On conseille de faire une extraction PDF du bulletin de vigilance de Météo France, au moins toutes les 24 heures, pour garder une traçabilité. Comme les décisions sont prises sur cette base, c'est pas mal d'avoir une "photo" du jour. Il faudra avoir prévu une adaptation, qui consistera pour beaucoup à décaler les horaires. Il faut adapter au maximum, quitte à décider de payer les gens à rester chez eux : il faut tirer toute conclusion d'une impossibilité de travailler. Parce que l'important, c'est bien qu'il n'y ait pas de drame ces jours-là.  

L'employeur doit être particulièrement vigilant et prévoir des adaptations lorsqu'il est "informé" de la vulnérabilité particulière d'un travailleur (article R. 4463-5).

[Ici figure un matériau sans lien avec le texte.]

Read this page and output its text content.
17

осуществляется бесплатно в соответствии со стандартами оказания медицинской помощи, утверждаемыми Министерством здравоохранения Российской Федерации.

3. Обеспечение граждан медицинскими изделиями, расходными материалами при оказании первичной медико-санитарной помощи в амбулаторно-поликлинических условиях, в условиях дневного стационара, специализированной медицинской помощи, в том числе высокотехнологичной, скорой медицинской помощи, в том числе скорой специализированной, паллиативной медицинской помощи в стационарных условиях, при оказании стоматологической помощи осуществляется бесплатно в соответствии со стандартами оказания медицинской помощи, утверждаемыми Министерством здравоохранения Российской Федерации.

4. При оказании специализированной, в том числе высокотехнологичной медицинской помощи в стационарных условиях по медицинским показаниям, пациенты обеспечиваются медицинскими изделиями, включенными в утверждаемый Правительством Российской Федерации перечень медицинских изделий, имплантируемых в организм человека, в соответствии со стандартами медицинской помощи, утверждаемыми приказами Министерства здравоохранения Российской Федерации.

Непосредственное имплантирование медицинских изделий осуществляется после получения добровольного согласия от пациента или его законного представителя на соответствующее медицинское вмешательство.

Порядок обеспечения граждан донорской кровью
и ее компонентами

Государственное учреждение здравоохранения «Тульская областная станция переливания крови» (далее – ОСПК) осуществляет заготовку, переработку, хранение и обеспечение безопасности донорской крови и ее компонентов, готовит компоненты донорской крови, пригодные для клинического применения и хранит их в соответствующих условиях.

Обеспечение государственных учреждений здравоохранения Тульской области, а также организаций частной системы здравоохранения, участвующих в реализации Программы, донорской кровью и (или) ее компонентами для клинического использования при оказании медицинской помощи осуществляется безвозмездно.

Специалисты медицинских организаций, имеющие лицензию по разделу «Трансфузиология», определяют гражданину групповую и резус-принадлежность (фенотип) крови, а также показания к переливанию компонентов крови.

Comment savoir qui est vulnérable ?  

Camille et Virgile Pradel ​: Comme le prévoit le texte, la première chose à faire est de se rapprocher du service de santé au travail. On ne va pas chercher à identifier des catégories de personnes vulnérables, cela aboutirait à une liste beaucoup trop dangereuse du point de vue des discriminations et des libertés fondamentales, en plus d'être inopérante. Vous aurez noté que l'employeur doit aussi organiser une remontée des signalements des personnes qui ne se sentent pas bien, font un malaise, avec un protocole pour porter secours. Là aussi, c'est à faire en lien avec le service de santé au travail. On lui demande conseil, on propose, et on met en œuvre ce qu'il valide.